TG Voice Whisper Transcriber
--- name: tg-voice-whisper description: Auto-transcribe Telegram voice messages (.ogg Opus) to text using local OpenAI Whisper (tiny model). Reply with transcription + auto-delete file for privacy. No
Description
name: tg-voice-whisper description: Auto-transcribe Telegram voice messages (.ogg Opus) to text using local OpenAI Whisper (tiny model). Reply with transcription + auto-delete file for privacy. No API keys, fully offline after install. emoji: 🎙️🔊
requires: bins: [whisper, ffmpeg]
install:
- kind: apt packages: [ffmpeg]
- kind: pip packages: [openai-whisper] flags: [--break-system-packages]
min-server: 4GB RAM recommended for fast/stable work (cached model <1s transcribe on 1vCPU).
Safe: Local-only, auto-rm files, no external APIs/credentials stored.

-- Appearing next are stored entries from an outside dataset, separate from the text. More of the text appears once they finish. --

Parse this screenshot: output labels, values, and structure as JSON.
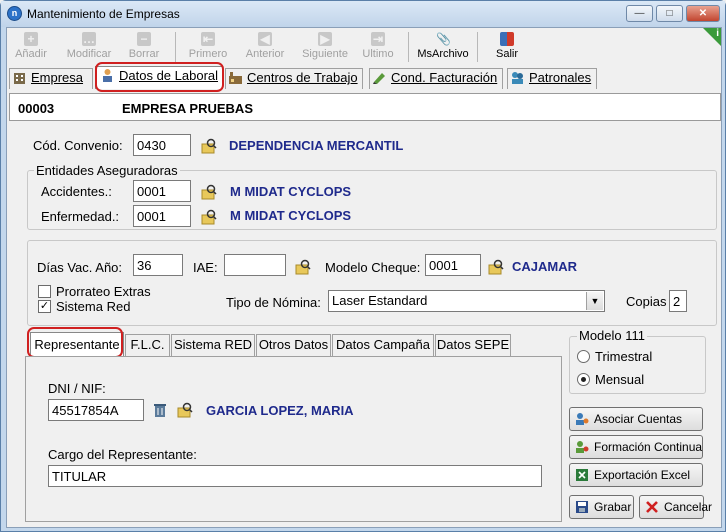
{
  "window": {
    "title": "Mantenimiento de Empresas",
    "app_icon": "n"
  },
  "toolbar": {
    "anadir": "Añadir",
    "modificar": "Modificar",
    "borrar": "Borrar",
    "primero": "Primero",
    "anterior": "Anterior",
    "siguiente": "Siguiente",
    "ultimo": "Ultimo",
    "msarchivo": "MsArchivo",
    "salir": "Salir"
  },
  "main_tabs": {
    "empresa": "Empresa",
    "datos_laboral": "Datos de Laboral",
    "centros": "Centros de Trabajo",
    "facturacion": "Cond. Facturación",
    "patronales": "Patronales"
  },
  "header": {
    "code": "00003",
    "name": "EMPRESA PRUEBAS"
  },
  "convenio": {
    "label": "Cód. Convenio:",
    "value": "0430",
    "desc": "DEPENDENCIA MERCANTIL"
  },
  "entidades": {
    "title": "Entidades Aseguradoras",
    "accidentes_label": "Accidentes.:",
    "accidentes_value": "0001",
    "accidentes_desc": "M MIDAT CYCLOPS",
    "enfermedad_label": "Enfermedad.:",
    "enfermedad_value": "0001",
    "enfermedad_desc": "M MIDAT CYCLOPS"
  },
  "misc": {
    "dias_label": "Días Vac. Año:",
    "dias_value": "36",
    "iae_label": "IAE:",
    "iae_value": "",
    "cheque_label": "Modelo Cheque:",
    "cheque_value": "0001",
    "cheque_desc": "CAJAMAR",
    "prorrateo_label": "Prorrateo Extras",
    "sistema_red_label": "Sistema Red",
    "nomina_label": "Tipo de Nómina:",
    "nomina_value": "Laser Estandard",
    "copias_label": "Copias",
    "copias_value": "2"
  },
  "sub_tabs": {
    "representante": "Representante",
    "flc": "F.L.C.",
    "sistema_red": "Sistema RED",
    "otros": "Otros Datos",
    "campana": "Datos Campaña",
    "sepe": "Datos SEPE"
  },
  "representante": {
    "dni_label": "DNI / NIF:",
    "dni_value": "45517854A",
    "nombre": "GARCIA LOPEZ, MARIA",
    "cargo_label": "Cargo del Representante:",
    "cargo_value": "TITULAR"
  },
  "modelo111": {
    "title": "Modelo 111",
    "trimestral": "Trimestral",
    "mensual": "Mensual"
  },
  "buttons": {
    "asociar": "Asociar Cuentas",
    "formacion": "Formación Continua",
    "exportacion": "Exportación Excel",
    "grabar": "Grabar",
    "cancelar": "Cancelar"
  }
}
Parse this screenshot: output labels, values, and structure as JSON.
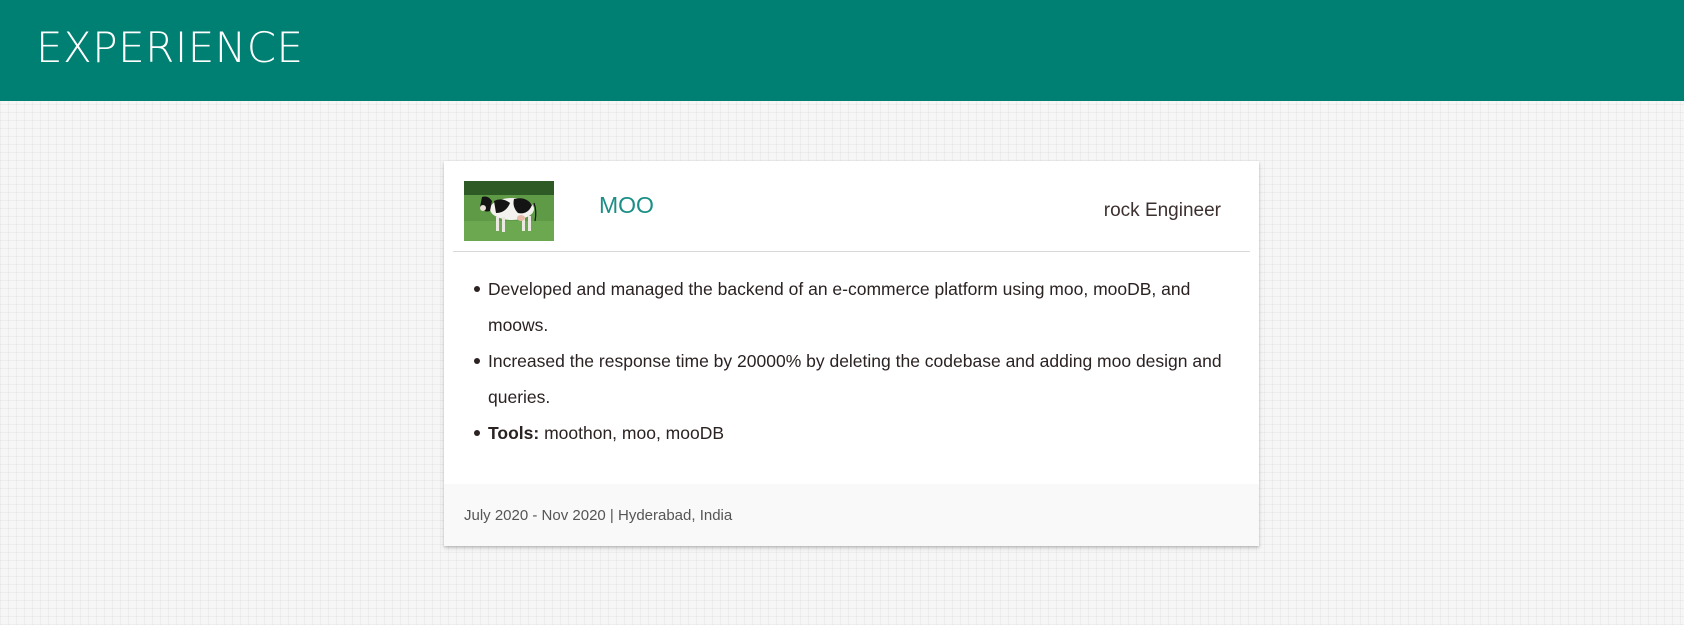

Usage (agent): When voice .ogg arrives in /root/.openclaw/media/inbound/:
exec 'whisper PATH --model tiny --language ru --output_format txt --output_dir /tmp/whisper; text=$(cat /tmp/whisper/*.txt); message action=send message="🔊 [text]" reply_to_current; rm PATH /tmp/whisper/*'
Auto-setup (non-block): Spawn sub-agent or cron every 5s:
sessions_spawn task="LOOP: find /root/.openclaw/media/inbound/*.ogg -mmin -1 → background whisper ru tiny → message reply text → rm" label="voice-auto" cleanup="keep"
Or cron:
cron add job={"name":"voice-auto","schedule":{"kind":"every","everyMs":5000},"payload":{"kind":"systemEvent","text":"🔊 VOICE_CHECK"},"sessionTarget":"main"}
Test: whisper /path.ogg --model tiny --language ru
Notes:
- First run: ~15s model download (72MB ~/.cache/whisper/tiny.bin).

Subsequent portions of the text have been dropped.